AKRON, Ohio, June 29, 2020 – Today Akron City Council will consider a new policy for public art that is the product of two years of community engagement, including dozens of open community forums, hundreds of hours of interviews, and five rounds of public review. The final Akron Cultural Plan is available here.

In 2019, for the first time in its history, Akron engaged in a citywide cultural planning process with goals to strengthen the city, advance cultural diversity, increase opportunities to create art and culture, and provide vibrant experiences for all Akron residents.
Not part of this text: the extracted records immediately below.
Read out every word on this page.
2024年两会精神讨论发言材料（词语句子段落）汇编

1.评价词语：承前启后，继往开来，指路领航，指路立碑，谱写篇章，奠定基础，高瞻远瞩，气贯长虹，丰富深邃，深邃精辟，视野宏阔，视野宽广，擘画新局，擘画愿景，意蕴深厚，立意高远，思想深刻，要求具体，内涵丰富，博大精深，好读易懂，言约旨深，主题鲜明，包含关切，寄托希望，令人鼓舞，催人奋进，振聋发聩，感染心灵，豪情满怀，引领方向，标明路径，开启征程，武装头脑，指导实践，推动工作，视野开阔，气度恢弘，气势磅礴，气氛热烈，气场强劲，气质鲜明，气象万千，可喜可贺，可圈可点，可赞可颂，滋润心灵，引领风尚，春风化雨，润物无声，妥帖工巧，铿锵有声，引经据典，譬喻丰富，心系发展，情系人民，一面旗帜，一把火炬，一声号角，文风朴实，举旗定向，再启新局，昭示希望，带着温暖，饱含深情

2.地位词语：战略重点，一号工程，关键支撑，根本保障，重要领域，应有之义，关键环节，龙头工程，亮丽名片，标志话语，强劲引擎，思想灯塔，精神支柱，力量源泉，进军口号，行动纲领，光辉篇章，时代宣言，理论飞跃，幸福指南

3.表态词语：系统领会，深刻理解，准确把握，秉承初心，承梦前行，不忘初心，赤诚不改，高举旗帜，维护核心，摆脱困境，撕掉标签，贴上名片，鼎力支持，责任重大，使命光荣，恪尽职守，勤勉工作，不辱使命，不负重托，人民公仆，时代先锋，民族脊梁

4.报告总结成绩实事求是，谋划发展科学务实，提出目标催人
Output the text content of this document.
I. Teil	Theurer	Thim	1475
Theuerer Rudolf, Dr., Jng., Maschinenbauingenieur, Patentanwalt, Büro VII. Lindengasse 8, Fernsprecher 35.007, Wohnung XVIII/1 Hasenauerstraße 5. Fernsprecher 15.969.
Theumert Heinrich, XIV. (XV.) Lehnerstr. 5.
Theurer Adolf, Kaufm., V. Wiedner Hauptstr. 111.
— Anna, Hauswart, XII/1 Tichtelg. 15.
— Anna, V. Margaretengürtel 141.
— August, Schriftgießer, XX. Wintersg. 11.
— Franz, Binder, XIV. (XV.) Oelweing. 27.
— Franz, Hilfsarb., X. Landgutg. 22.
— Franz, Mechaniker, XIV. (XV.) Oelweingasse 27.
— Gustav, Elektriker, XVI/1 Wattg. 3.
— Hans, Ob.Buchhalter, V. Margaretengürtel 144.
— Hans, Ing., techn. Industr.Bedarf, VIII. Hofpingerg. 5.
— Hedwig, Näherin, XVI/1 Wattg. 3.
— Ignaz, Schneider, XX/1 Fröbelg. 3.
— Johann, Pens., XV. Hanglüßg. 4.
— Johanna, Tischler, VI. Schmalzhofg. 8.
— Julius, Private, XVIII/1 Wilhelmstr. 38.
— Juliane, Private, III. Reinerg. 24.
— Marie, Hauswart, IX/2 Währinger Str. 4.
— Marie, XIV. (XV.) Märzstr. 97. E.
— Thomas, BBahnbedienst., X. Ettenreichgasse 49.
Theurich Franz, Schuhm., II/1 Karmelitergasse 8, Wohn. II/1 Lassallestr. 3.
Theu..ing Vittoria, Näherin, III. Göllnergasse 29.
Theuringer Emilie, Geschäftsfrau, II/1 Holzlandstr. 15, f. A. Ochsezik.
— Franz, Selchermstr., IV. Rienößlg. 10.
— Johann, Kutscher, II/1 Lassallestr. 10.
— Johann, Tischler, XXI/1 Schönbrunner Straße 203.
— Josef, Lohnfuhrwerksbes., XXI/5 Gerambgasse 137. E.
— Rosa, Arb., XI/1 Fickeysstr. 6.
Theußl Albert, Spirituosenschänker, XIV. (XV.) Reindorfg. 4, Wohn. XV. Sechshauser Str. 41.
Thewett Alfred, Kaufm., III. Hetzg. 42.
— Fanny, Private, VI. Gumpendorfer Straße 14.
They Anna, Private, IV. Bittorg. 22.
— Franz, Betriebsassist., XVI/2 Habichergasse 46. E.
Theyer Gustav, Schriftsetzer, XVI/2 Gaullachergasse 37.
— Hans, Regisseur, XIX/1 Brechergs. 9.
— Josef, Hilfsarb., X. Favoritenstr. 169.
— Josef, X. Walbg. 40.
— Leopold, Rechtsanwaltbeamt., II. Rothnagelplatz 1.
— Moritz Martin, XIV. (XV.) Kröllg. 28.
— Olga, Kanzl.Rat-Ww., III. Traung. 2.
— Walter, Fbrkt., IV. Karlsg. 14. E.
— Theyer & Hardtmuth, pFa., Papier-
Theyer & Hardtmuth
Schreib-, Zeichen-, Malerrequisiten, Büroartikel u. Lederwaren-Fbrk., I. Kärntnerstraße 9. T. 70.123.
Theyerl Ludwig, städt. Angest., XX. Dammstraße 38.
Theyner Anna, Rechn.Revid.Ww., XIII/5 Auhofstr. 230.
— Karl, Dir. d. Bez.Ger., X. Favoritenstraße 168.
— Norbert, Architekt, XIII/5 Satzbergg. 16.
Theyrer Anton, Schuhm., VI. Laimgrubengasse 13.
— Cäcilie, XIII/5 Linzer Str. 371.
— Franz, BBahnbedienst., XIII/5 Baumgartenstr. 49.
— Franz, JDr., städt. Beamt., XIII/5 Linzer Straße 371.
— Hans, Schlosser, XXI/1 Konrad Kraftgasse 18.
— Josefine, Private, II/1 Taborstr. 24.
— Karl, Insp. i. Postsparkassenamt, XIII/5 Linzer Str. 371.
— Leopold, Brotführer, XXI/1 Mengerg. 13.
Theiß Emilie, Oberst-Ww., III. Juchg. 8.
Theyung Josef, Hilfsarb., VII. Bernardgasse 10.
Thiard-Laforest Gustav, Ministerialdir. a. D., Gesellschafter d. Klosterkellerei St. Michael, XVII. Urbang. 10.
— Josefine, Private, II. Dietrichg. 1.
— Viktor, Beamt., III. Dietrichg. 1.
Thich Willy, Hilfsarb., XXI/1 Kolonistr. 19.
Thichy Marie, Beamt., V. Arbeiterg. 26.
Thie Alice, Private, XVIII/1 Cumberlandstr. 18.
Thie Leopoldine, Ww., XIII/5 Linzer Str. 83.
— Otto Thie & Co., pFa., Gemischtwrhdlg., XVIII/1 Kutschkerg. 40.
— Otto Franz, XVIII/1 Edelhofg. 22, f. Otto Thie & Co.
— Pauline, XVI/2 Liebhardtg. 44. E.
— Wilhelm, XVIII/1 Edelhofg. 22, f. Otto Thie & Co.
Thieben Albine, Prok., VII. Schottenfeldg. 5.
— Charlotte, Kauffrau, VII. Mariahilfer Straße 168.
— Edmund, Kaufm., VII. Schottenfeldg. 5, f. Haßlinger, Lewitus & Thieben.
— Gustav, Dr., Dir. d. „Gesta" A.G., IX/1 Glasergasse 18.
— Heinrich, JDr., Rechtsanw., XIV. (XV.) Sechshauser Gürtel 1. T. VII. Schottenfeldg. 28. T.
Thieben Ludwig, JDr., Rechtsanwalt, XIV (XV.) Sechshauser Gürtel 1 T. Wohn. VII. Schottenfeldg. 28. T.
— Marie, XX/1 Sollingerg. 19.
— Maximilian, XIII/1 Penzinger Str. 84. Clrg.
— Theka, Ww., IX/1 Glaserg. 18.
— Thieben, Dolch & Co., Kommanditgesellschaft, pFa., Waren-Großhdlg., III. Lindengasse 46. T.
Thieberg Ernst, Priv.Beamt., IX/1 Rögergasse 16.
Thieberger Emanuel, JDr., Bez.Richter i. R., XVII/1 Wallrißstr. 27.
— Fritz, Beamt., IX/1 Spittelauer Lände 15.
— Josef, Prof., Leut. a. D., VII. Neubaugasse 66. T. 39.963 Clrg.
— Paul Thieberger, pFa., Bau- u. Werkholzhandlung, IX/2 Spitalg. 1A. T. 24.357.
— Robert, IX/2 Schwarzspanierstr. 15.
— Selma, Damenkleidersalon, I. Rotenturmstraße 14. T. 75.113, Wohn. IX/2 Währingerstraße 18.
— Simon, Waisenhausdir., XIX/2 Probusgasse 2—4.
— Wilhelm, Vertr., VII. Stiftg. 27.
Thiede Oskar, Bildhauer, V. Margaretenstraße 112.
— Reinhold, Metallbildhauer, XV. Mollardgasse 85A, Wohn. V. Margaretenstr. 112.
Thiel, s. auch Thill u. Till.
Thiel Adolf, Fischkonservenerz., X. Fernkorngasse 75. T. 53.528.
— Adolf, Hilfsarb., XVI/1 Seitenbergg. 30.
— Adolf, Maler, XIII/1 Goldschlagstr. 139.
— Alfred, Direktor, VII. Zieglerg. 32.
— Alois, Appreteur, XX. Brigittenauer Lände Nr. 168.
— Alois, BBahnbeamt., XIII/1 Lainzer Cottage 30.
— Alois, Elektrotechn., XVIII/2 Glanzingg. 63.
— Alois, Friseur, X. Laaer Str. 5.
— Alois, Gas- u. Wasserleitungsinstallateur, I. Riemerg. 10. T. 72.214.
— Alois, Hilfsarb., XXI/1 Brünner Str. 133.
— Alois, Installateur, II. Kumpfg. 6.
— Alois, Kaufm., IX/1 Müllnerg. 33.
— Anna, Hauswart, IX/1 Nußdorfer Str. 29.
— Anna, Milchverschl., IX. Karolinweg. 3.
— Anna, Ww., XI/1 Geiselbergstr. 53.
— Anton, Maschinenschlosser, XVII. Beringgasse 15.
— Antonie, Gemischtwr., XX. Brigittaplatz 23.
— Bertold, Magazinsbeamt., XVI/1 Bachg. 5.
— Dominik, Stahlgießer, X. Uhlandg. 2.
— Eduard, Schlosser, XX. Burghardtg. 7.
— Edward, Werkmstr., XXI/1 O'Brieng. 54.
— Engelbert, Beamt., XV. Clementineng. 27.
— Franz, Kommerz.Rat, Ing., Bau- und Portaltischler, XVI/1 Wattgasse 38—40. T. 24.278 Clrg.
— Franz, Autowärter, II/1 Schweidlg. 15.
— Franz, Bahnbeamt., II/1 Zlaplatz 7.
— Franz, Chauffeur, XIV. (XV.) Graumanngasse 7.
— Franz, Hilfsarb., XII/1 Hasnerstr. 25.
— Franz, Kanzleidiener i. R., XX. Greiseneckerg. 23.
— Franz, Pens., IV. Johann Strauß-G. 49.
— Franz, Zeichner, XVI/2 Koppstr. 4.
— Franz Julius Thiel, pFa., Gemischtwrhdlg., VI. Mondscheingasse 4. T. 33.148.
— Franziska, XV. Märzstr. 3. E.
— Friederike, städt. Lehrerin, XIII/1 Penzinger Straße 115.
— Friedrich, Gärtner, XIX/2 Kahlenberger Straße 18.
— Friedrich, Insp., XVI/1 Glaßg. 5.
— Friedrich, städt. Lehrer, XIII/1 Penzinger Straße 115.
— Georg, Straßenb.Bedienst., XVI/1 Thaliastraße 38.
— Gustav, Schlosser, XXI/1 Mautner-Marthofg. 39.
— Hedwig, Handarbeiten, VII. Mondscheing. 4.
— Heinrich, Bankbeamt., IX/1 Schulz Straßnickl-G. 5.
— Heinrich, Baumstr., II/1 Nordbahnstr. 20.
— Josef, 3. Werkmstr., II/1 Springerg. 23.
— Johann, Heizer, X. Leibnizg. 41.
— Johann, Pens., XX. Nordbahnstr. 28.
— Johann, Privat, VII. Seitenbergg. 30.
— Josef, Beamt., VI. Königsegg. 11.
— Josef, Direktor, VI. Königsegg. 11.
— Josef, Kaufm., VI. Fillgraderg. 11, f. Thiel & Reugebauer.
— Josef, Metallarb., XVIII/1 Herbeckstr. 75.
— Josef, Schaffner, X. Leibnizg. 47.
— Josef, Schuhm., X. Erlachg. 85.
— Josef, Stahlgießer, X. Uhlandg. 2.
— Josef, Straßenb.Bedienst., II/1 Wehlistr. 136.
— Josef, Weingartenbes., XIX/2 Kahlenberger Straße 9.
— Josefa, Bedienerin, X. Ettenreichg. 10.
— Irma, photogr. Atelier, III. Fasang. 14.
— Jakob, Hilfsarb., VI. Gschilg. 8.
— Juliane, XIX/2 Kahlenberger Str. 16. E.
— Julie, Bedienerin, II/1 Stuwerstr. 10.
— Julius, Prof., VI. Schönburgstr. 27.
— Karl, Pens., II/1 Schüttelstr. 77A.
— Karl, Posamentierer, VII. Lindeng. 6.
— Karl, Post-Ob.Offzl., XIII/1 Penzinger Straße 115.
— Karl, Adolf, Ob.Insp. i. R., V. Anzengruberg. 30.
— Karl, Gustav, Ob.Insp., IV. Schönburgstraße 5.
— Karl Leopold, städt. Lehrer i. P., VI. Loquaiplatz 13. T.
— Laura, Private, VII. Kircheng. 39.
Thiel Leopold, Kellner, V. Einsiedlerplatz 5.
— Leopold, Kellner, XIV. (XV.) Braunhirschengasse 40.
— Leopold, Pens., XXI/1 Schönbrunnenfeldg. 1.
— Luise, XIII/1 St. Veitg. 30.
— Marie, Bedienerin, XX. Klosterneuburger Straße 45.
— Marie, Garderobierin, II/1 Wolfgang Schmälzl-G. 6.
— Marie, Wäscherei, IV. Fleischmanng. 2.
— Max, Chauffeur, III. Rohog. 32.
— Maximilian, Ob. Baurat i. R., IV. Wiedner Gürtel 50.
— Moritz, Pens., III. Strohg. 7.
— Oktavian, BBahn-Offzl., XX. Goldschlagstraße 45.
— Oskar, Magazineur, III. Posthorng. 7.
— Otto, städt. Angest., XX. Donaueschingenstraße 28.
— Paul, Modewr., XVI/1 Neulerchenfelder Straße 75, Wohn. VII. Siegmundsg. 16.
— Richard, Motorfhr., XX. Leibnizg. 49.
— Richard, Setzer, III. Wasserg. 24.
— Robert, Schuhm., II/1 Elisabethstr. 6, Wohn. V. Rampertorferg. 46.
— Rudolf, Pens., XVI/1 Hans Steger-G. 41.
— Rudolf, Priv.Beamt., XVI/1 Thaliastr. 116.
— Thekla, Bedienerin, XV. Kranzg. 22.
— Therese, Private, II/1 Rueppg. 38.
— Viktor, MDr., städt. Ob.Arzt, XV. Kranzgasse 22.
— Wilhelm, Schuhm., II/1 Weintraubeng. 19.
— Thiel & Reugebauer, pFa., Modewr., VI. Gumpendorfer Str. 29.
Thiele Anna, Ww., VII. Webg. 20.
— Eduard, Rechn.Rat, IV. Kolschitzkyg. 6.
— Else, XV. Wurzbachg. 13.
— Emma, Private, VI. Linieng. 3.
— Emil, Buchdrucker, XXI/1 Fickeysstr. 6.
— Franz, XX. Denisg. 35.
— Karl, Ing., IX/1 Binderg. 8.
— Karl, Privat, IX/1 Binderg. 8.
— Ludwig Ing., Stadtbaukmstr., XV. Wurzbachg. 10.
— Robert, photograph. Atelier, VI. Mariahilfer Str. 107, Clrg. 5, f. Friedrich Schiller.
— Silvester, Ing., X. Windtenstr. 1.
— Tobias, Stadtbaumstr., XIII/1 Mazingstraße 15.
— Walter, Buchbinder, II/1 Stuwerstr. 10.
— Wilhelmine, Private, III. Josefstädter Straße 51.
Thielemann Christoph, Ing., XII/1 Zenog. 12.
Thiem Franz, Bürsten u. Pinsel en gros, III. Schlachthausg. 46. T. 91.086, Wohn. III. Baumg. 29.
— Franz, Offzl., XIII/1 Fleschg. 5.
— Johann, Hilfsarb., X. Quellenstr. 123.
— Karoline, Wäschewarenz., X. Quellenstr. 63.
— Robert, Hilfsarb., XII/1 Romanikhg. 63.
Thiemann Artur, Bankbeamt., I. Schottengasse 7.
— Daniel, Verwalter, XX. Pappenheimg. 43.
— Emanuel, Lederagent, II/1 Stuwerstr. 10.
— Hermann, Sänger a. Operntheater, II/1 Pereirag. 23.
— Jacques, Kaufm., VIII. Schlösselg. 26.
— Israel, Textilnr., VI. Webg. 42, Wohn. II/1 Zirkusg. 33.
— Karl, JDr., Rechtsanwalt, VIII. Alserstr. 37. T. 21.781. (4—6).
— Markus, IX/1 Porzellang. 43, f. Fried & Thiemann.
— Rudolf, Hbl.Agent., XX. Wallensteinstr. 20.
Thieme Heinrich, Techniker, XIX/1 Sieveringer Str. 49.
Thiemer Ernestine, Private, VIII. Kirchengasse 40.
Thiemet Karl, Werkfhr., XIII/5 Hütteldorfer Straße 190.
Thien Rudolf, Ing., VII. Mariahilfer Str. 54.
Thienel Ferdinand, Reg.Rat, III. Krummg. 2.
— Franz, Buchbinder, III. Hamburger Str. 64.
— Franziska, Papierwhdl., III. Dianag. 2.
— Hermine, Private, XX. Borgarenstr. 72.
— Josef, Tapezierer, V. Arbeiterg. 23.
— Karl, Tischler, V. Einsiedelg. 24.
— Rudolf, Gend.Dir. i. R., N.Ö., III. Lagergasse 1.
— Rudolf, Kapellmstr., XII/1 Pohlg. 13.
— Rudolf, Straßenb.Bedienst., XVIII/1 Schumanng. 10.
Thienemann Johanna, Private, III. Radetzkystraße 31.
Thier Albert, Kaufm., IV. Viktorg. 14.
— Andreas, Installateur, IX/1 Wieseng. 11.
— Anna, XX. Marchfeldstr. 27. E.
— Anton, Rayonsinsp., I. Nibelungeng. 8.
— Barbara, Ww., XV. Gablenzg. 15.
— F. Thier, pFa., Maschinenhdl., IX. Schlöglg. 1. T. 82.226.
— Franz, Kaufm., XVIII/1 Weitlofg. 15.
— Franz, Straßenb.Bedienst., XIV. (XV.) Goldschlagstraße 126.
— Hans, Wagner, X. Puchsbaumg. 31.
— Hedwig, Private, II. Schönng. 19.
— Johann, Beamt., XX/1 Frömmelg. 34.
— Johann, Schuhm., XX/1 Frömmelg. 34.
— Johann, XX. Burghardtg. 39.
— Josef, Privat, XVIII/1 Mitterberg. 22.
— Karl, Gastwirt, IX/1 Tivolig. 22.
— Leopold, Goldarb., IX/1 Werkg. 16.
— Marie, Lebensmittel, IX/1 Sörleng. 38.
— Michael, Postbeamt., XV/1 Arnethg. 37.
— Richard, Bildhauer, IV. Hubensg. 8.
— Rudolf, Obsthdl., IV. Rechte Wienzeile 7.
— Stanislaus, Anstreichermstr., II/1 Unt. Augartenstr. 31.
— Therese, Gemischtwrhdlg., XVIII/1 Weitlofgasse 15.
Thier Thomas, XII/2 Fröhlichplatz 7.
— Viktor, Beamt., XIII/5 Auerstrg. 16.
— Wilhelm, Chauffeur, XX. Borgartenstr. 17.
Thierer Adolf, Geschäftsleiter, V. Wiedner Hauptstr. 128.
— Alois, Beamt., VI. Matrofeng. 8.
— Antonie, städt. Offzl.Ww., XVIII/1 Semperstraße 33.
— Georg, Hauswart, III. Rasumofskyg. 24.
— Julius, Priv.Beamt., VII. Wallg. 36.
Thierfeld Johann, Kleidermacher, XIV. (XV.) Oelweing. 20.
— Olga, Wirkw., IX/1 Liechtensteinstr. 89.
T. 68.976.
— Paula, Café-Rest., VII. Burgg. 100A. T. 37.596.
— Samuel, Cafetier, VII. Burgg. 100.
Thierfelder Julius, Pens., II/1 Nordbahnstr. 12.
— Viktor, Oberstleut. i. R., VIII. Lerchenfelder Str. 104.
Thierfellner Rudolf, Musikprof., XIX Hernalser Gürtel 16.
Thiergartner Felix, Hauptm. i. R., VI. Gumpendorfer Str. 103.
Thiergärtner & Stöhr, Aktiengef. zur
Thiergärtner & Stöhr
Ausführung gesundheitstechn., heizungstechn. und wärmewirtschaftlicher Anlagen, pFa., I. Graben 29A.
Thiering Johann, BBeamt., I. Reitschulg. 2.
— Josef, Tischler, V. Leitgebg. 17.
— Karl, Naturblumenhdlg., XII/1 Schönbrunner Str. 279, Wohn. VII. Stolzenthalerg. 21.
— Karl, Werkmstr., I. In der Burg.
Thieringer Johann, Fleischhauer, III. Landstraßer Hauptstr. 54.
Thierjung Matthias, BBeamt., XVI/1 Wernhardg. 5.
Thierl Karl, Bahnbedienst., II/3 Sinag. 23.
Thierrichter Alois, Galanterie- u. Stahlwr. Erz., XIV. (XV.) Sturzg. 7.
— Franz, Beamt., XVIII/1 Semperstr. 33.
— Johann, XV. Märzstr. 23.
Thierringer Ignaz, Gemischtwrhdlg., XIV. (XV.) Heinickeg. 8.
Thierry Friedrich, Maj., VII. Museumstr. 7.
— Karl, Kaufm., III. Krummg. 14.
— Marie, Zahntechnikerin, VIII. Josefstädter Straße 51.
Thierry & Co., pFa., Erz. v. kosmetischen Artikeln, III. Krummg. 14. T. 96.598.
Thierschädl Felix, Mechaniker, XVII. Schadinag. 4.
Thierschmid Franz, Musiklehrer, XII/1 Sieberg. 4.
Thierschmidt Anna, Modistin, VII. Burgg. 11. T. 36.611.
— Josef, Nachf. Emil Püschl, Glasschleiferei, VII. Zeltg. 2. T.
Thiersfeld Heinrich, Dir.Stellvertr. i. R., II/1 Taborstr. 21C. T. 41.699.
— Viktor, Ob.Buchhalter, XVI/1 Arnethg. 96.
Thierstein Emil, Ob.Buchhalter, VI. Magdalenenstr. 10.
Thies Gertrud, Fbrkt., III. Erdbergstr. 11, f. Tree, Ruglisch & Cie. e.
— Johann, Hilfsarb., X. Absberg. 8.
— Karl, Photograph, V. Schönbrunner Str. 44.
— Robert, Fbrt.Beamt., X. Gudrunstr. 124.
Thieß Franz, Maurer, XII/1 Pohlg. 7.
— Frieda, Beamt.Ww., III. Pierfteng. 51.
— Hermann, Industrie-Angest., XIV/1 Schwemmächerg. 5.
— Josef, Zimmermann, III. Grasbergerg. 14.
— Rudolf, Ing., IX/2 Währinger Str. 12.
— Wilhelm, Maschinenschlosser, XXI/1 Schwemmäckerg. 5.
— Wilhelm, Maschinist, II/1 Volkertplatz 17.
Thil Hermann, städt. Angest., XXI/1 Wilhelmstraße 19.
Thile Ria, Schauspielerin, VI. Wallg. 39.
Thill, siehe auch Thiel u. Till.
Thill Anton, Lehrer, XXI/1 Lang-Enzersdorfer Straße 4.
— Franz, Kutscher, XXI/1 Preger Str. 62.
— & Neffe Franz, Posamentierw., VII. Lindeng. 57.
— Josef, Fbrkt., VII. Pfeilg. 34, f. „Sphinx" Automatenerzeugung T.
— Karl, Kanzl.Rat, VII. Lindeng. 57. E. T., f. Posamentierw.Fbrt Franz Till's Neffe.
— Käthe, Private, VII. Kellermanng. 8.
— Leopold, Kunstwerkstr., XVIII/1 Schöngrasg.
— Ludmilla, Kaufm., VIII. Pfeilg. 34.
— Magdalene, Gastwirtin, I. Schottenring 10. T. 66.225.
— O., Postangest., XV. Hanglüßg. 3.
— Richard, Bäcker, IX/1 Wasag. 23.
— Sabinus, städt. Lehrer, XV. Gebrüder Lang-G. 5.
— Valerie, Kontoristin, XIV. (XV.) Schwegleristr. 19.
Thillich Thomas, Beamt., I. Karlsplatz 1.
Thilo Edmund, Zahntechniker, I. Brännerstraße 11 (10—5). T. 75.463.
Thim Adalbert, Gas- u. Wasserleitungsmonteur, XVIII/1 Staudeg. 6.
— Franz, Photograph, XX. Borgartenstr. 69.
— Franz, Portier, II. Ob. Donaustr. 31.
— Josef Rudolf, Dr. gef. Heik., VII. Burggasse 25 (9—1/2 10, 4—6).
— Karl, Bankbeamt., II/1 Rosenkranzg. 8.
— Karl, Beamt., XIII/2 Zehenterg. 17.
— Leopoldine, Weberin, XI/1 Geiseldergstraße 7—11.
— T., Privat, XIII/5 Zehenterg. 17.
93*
The cultural planning process, championed by Akron Mayor Daniel Horrigan, was made possible thanks to a partnership with independent nonprofit ArtsNow and funded privately by GAR Foundation and Knight Foundation.

“Just like healthy public spaces, access to arts and culture is a fundamental right for those living in an equitable and free society,” states Mayor Daniel Horrigan. “The task of the Akron Cultural Plan was to capture the current state of our arts and culture landscape and imagine its future, by engaging the community members who live, work, and create in Akron. Through this deeply collaborative process, we learned that many of our residents and artists feel disconnected from public art and that was something we knew had to change.”

And one glaring need expressed by community members across Akron’s 24 neighborhoods was more public art—and specifically public art that was open, equitable, and neighborhood-centric.

"You shouldn't have to know somebody to get a commission for a public art project,” said Dray Evans, artist, poet, and owner of 1021Clothing. “Your work should earn that for you. It's time for a plan that makes sure everyone has a shot."

To meet this community priority, the cultural planning team, including a 31-member steering committee, worked with nationally-recognized planning firm Designing Local, partner organizations, and community members to develop a full legal framework and Master Plan for how the City engages with public art.

Akron City Council will be reviewing the final version of these new policies, which include:

  • The creation of a new nine-person Public Art Commission reflective of the Akron community,

  • The framework for an equitable process for selecting artists for public art projects,

  • Details about maintenance and deaccession of public art, and

  • Provisions for public art funding through a Percent for Art TIF Share which requires all new ORC 5709.41 incentives to dedicate 1% of the City’s net TIF revenue to public art, which is not a new tax to residents.

“In Akron, we know that public art can provide meaning to our public spaces, reflect the history of our city, add uniqueness to neighborhoods, and humanize our environment,” shares Nicole Mullet, executive director of ArtsNow. “Akron’s community-driven program is devoted to equity, increasing civic participation, and creating a deeper sense of place.”

The City is currently accepting expressions of interest from residents who are interested in serving on the new Public Art Commission. To avoid conflicts of interest, individuals who serve on the Commission will be ineligible to seek or receive any public art contract from the City.